Conservationists’ gentle engagement with locals boosts the prospects for the Bengal Florican.
Baray District, Cambodia
His audience: monks and farmers, housewives with screaming babies – each with a skeptical look that deepened as the morning heat rose. His subject: the Bengal Florican, an endangered bird few have ever heard of, let alone seen. His task: to convince the lean-looking villagers that, should they ever come across the bird, a hefty five-pounder, it is better to save it than to eat it.
By all accounts, he succeeded wonderfully. There were cheers as he took playful jabs at a monk and teased two bemused old ladies, using humor to impart the value of the bird. Diagrams and posters were marshaled to explain that, as much as they look alike, Bengal Florican eggs are not duck eggs and should be left alone. During the quiz at the end, the 30 or so participants raised their hands with gleeful eagerness, suggesting that, whether or not they ever saw the bird, they were ready to protect it.

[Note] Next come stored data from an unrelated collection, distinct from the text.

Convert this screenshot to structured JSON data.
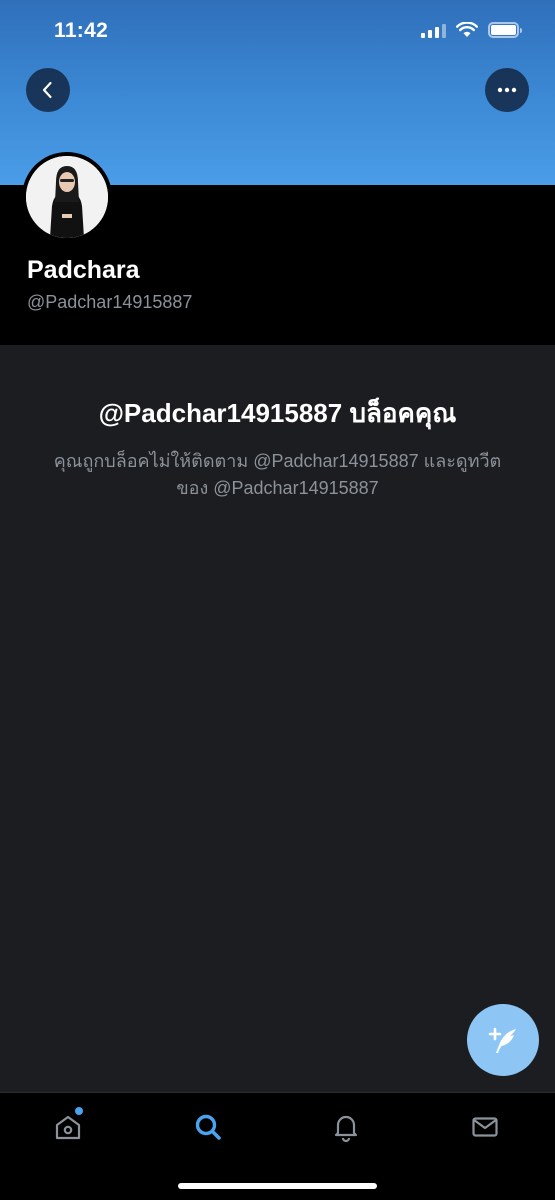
{
  "status_bar": {
    "time": "11:42",
    "battery_level": 1.0
  },
  "header": {
    "back_icon": "chevron-left-icon",
    "more_icon": "ellipsis-icon",
    "banner_color": "#4a9de8"
  },
  "profile": {
    "display_name": "Padchara",
    "handle": "@Padchar14915887"
  },
  "blocked_notice": {
    "title": "@Padchar14915887 บล็อคคุณ",
    "description": "คุณถูกบล็อคไม่ให้ติดตาม @Padchar14915887 และดูทวีตของ @Padchar14915887"
  },
  "fab": {
    "icon": "compose-tweet-icon",
    "color": "#8dc6f5"
  },
  "tab_bar": {
    "tabs": [
      {
        "icon": "home-icon",
        "has_badge": true
      },
      {
        "icon": "search-icon",
        "active": true
      },
      {
        "icon": "bell-icon"
      },
      {
        "icon": "mail-icon"
      }
    ],
    "active_color": "#4aa3ee"
  }
}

“Ten years ago, people didn’t understand the importance of the bird,” says Zoning. “Now they understand that it’s something special for Cambodia.”
Village by village, and province by province, this simple interaction is helping to save the Bengal Florican, one of the world’s rarest birds, by directly engaging the communities that dwell in the bird’s habitat. And in so doing, this approach is presenting a unique model of community-based conservation, observers and participants say.